American Nevada moves forward downtown, in Green Valley

Groundbreaking for the Sun Plaza office building in downtown Las Vegas has been delayed until August with completion set around October 1999, American Nevada Corp. Vice President Rick Smith says.

Construction was planned to begin this month, but Smith said there have been delays in having the site at 4th and Lewis streets ready for construction. Nevada State Bank, the Las Vegas SUN and the SUN's sister publications will be its major tenants.

"It really had to do with preparing the site for us to come in and develop it," Smith said following an address to the Society for Marketing Professional Services this week. "It was a matter of making sure the tenants who remain in that [existing] building are satisfactorily relocated to another building."

Smith said redesign of utilities and other infrastructure also contributed to the delay. However, the 14-story structure is already about 40 percent leased and will anchor a downtown development surge when completed.

"The demand is very, very high for quality office space in downtown Las Vegas," Smith said.

The $57 million project is a joint venture between Nevada State Bank and American Nevada Corp. and the office space is expected to draw professionals downtown. The city of Las Vegas is contributing $6.4 million as part of a downtown redevelopment grant approved last year.

The Greenspun family controls both the SUN and American Nevada.

Smith said the Sun Plaza will be one of a string of projects that aid in the city's goal of bolstering downtown activity, citing a planned federal building and the 282,000-square-foot retail development Neonopolis as examples. He hopes more are coming.

"We hope this is the beginning of a heck of a lot of competition," Smith said.

Closer to its home turf, American Nevada remains busy developing Green Valley, an 8,400-acre master-planned community south of Las Vegas. Over the next eight to 12 years about 5 1/2 million square feet of commercial space will be developed by American Nevada in Green Valley, Smith said. That development will be aided by the extension of the I-215 beltway to the Green Valley Parkway.

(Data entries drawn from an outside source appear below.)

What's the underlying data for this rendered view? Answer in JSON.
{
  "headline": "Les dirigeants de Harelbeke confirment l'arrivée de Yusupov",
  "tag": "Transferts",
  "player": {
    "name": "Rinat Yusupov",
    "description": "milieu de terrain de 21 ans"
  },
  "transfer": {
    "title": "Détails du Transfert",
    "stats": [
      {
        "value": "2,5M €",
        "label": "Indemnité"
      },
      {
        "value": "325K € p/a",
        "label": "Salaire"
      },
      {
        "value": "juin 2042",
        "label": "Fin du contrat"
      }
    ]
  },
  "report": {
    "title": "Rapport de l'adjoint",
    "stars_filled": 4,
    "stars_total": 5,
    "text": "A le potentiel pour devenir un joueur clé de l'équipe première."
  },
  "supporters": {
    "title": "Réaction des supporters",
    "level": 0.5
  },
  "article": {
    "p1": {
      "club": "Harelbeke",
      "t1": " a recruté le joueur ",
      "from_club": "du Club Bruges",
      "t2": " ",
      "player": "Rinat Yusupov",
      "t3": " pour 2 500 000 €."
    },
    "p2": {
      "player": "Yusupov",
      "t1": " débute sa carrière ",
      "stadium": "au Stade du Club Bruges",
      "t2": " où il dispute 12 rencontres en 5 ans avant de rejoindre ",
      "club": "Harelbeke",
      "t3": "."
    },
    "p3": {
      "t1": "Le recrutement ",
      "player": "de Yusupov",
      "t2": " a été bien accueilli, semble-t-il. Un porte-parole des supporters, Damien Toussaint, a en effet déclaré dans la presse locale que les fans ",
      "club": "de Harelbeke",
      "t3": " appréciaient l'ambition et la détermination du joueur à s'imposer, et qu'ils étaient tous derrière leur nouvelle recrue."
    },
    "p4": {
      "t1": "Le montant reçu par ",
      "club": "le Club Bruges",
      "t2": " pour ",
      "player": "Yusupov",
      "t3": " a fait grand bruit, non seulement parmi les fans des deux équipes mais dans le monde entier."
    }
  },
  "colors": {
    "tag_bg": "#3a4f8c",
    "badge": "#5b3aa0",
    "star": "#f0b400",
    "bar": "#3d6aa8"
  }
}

New projects in Green Valley include a Residence Inn by Marriott already operating near the intersection of Green Valley Parkway and Sunset Road and a Courtyard Hotel by Marriott beside it that should open within the next 30 days Also, a two-story 70,000-square-feet office building in American Nevada's 90-acre Corporate Center near Green Valley Parkway and Lake Mead Drive is set to open in October.